No justice
Clauses in the penal law which allow the families of victims to forgive those responsible for the crimes invariably end up being used by the rich and powerful to escape the consequences of their actions. In a particularly stomach-churning example of this tendency, Raja Khurram Ali Khan, an additional sessions judge in Islamabad, and his wife appeared to have gotten off scot-free for violence and torture against a 10-year-old maid, Tayyaba, after her father ‘forgave’ them. The details of the incident are shocking. The couple in question not only illegally employed child labour, they were also accused of forcibly burning her hand on a stove, throwing her down a flight of stairs, threatening her and locking her up in a cupboard. Even more scandalously the legal community, normally quick to express outrage, has been mostly silent on the case. Thankfully, Supreme Court Chief Justice Saqib Nisar has now taken suo motu action in the case and will hopefully be able to provide this young girl justice. This incident should also give us an opportunity to revisit laws that create different tiers of justice, where the influential never face punishment for what they have done. When someone with the power of a judge can get away with flouting the law, it shows that the law does not apply even to those who are supposed to be upholding it.
As outraged as all of us are over the incident, we also know how common it is to employ child labour and treat children as personal property.

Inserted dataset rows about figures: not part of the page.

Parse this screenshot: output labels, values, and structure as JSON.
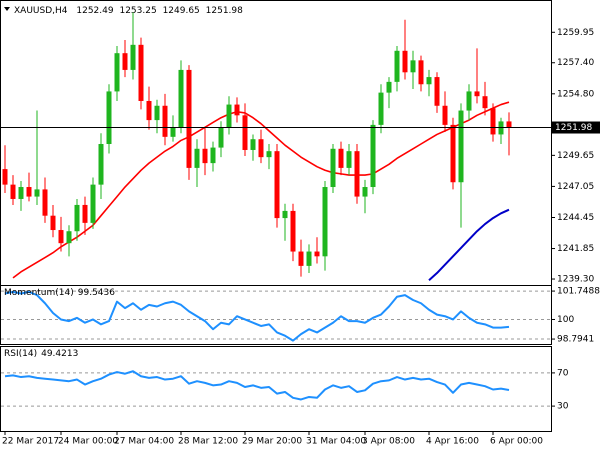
{
  "chart_data": [
    {
      "type": "candlestick",
      "title": "XAUUSD,H4",
      "categories": [
        "22 Mar 2017",
        null,
        null,
        null,
        null,
        null,
        null,
        "24 Mar 00:00",
        null,
        null,
        null,
        null,
        null,
        null,
        "27 Mar 04:00",
        null,
        null,
        null,
        null,
        null,
        null,
        null,
        "28 Mar 12:00",
        null,
        null,
        null,
        null,
        null,
        null,
        null,
        "29 Mar 20:00",
        null,
        null,
        null,
        null,
        null,
        null,
        null,
        "31 Mar 04:00",
        null,
        null,
        null,
        null,
        null,
        null,
        "3 Apr 08:00",
        null,
        null,
        null,
        null,
        null,
        null,
        null,
        "4 Apr 16:00",
        null,
        null,
        null,
        null,
        null,
        null,
        null,
        "6 Apr 00:00",
        null,
        null
      ],
      "open": [
        1248.5,
        1247.2,
        1246.0,
        1247.0,
        1246.2,
        1246.8,
        1244.6,
        1243.4,
        1242.3,
        1243.3,
        1245.5,
        1244.0,
        1247.2,
        1250.6,
        1255.0,
        1258.2,
        1256.8,
        1258.9,
        1254.2,
        1252.6,
        1253.8,
        1251.2,
        1252.0,
        1256.8,
        1248.6,
        1250.2,
        1249.0,
        1250.3,
        1252.0,
        1253.9,
        1253.0,
        1250.1,
        1251.0,
        1249.5,
        1250.0,
        1244.4,
        1245.0,
        1241.6,
        1240.4,
        1241.6,
        1241.2,
        1247.0,
        1250.2,
        1248.6,
        1250.0,
        1246.2,
        1247.0,
        1252.2,
        1254.9,
        1255.8,
        1258.4,
        1256.6,
        1257.6,
        1255.6,
        1256.2,
        1253.8,
        1252.2,
        1247.4,
        1253.4,
        1255.0,
        1254.6,
        1253.6,
        1251.4,
        1252.49
      ],
      "high": [
        1250.5,
        1248.0,
        1247.5,
        1248.2,
        1253.4,
        1247.8,
        1245.5,
        1244.5,
        1243.8,
        1246.0,
        1246.2,
        1247.8,
        1251.5,
        1255.6,
        1258.8,
        1259.3,
        1261.6,
        1259.5,
        1255.4,
        1254.3,
        1254.8,
        1253.0,
        1257.6,
        1257.2,
        1251.0,
        1252.0,
        1250.8,
        1252.5,
        1254.6,
        1254.5,
        1254.0,
        1251.4,
        1251.8,
        1250.6,
        1250.6,
        1245.6,
        1245.6,
        1242.6,
        1242.2,
        1242.8,
        1247.5,
        1250.6,
        1250.8,
        1250.6,
        1250.6,
        1247.6,
        1252.6,
        1255.6,
        1256.2,
        1258.8,
        1261.0,
        1258.4,
        1258.0,
        1256.8,
        1256.6,
        1255.0,
        1252.8,
        1254.0,
        1255.6,
        1258.6,
        1255.8,
        1254.0,
        1252.8,
        1253.25
      ],
      "low": [
        1246.5,
        1245.5,
        1245.0,
        1245.8,
        1245.5,
        1244.0,
        1242.8,
        1241.6,
        1241.2,
        1242.5,
        1243.0,
        1243.5,
        1246.0,
        1249.8,
        1254.2,
        1256.2,
        1256.0,
        1253.5,
        1251.8,
        1251.5,
        1250.5,
        1250.8,
        1251.5,
        1247.6,
        1247.0,
        1248.0,
        1248.3,
        1249.5,
        1251.4,
        1252.4,
        1249.6,
        1249.2,
        1249.0,
        1248.5,
        1243.6,
        1242.5,
        1240.8,
        1239.5,
        1239.8,
        1240.6,
        1240.0,
        1246.5,
        1248.0,
        1248.0,
        1245.6,
        1244.8,
        1246.4,
        1251.5,
        1253.6,
        1255.0,
        1256.0,
        1255.2,
        1255.0,
        1254.6,
        1253.2,
        1251.6,
        1246.8,
        1243.6,
        1252.6,
        1254.0,
        1253.0,
        1250.8,
        1250.6,
        1249.65
      ],
      "close": [
        1247.2,
        1246.0,
        1247.0,
        1246.2,
        1246.8,
        1244.6,
        1243.4,
        1242.3,
        1243.3,
        1245.5,
        1244.0,
        1247.2,
        1250.6,
        1255.0,
        1258.2,
        1256.8,
        1258.9,
        1254.2,
        1252.6,
        1253.8,
        1251.2,
        1252.0,
        1256.8,
        1248.6,
        1250.2,
        1249.0,
        1250.3,
        1252.0,
        1253.9,
        1253.0,
        1250.1,
        1251.0,
        1249.5,
        1250.0,
        1244.4,
        1245.0,
        1241.6,
        1240.4,
        1241.6,
        1241.2,
        1247.0,
        1250.2,
        1248.6,
        1250.0,
        1246.2,
        1247.0,
        1252.2,
        1254.9,
        1255.8,
        1258.4,
        1256.6,
        1257.6,
        1255.6,
        1256.2,
        1253.8,
        1252.2,
        1247.4,
        1253.4,
        1255.0,
        1254.6,
        1253.6,
        1251.4,
        1252.49,
        1251.98
      ],
      "up_color": "#1fb51f",
      "down_color": "#ff0000",
      "overlays": [
        {
          "color": "#ff0000",
          "values": [
            null,
            1239.4,
            1239.9,
            1240.3,
            1240.7,
            1241.1,
            1241.5,
            1242.0,
            1242.4,
            1242.8,
            1243.3,
            1243.8,
            1244.6,
            1245.4,
            1246.2,
            1247.0,
            1247.7,
            1248.4,
            1249.0,
            1249.5,
            1250.0,
            1250.4,
            1250.9,
            1251.2,
            1251.6,
            1252.0,
            1252.4,
            1252.8,
            1253.1,
            1253.3,
            1253.2,
            1252.8,
            1252.3,
            1251.7,
            1251.1,
            1250.5,
            1250.0,
            1249.5,
            1249.1,
            1248.7,
            1248.4,
            1248.2,
            1248.1,
            1248.0,
            1248.0,
            1248.0,
            1248.1,
            1248.5,
            1248.9,
            1249.4,
            1249.8,
            1250.2,
            1250.6,
            1251.0,
            1251.4,
            1251.7,
            1252.0,
            1252.3,
            1252.6,
            1253.0,
            1253.3,
            1253.6,
            1253.9,
            1254.1
          ]
        },
        {
          "color": "#0000c8",
          "values": [
            null,
            null,
            null,
            null,
            null,
            null,
            null,
            null,
            null,
            null,
            null,
            null,
            null,
            null,
            null,
            null,
            null,
            null,
            null,
            null,
            null,
            null,
            null,
            null,
            null,
            null,
            null,
            null,
            null,
            null,
            null,
            null,
            null,
            null,
            null,
            null,
            null,
            null,
            null,
            null,
            null,
            null,
            null,
            null,
            null,
            null,
            null,
            null,
            null,
            null,
            null,
            null,
            null,
            1239.2,
            1239.8,
            1240.5,
            1241.2,
            1241.9,
            1242.6,
            1243.3,
            1243.9,
            1244.4,
            1244.8,
            1245.1
          ]
        }
      ],
      "ylim": [
        1238.8,
        1262.4
      ],
      "yticks": [
        1259.95,
        {
          "value": 1257.4,
          "label": "1257.40"
        },
        {
          "value": 1254.8,
          "label": "1254.80"
        },
        1249.65,
        1247.05,
        1244.45,
        1241.85,
        {
          "value": 1239.3,
          "label": "1239.30"
        }
      ],
      "grid": false
    },
    {
      "type": "line",
      "series": [
        {
          "name": "Momentum(14)",
          "color": "#1e90ff",
          "values": [
            101.6,
            101.7,
            101.6,
            101.7,
            101.5,
            101.0,
            100.4,
            100.0,
            99.9,
            100.1,
            99.8,
            100.0,
            99.7,
            99.9,
            101.1,
            100.7,
            101.0,
            100.6,
            100.9,
            100.8,
            101.0,
            101.1,
            100.9,
            100.5,
            100.2,
            99.9,
            99.4,
            99.8,
            99.7,
            100.2,
            100.0,
            99.8,
            99.6,
            99.7,
            99.2,
            99.0,
            98.7,
            99.1,
            99.4,
            99.2,
            99.5,
            99.8,
            100.2,
            99.9,
            99.9,
            99.8,
            100.1,
            100.3,
            100.8,
            101.4,
            101.5,
            101.2,
            101.0,
            100.6,
            100.3,
            100.2,
            100.0,
            100.5,
            100.1,
            99.8,
            99.7,
            99.5,
            99.5,
            99.5436
          ]
        }
      ],
      "ylim": [
        98.49,
        102.0
      ],
      "yticks": [
        101.7488,
        100,
        98.7941
      ],
      "grid": true
    },
    {
      "type": "line",
      "series": [
        {
          "name": "RSI(14)",
          "color": "#1e90ff",
          "values": [
            66,
            67,
            65,
            66,
            64,
            63,
            62,
            61,
            60,
            62,
            56,
            60,
            63,
            68,
            71,
            69,
            72,
            66,
            64,
            65,
            62,
            63,
            66,
            57,
            60,
            58,
            55,
            56,
            60,
            58,
            53,
            55,
            52,
            53,
            45,
            47,
            40,
            38,
            41,
            40,
            50,
            55,
            52,
            54,
            47,
            49,
            57,
            60,
            61,
            65,
            62,
            64,
            62,
            63,
            59,
            56,
            46,
            56,
            58,
            56,
            54,
            50,
            51,
            49.4213
          ]
        }
      ],
      "ylim": [
        0,
        100
      ],
      "yticks": [
        70,
        30
      ],
      "grid": true
    }
  ]
}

Tayyaba is only one of millions of children forced to work, often by their impoverished parents. Those parents are then susceptible to pressure because they lack the resources to fight for justice and are left with no option but to accept whatever meagre payout they are offered in return for dropping all charges. The media could act as a check on this but it, usually so quick to pounce on a hint of political scandal, is too often quiet on matters of labour rights and child abuse until it is too late. This is a failure not just of one important official throwing his weight around but us as a society. Had our laws not always allowed justice to be bought and our culture not tolerated the victimisation of the most vulnerable among us, it would not require outrage on social media for such stories to be picked up by the press and eventually taken up by the Supreme Court. The legal community and the rest of society need to rise up if they are truly interested in delivering justice. A system that promotes impunity for those in the right places will never be able to provide justice to children like Tayyaba.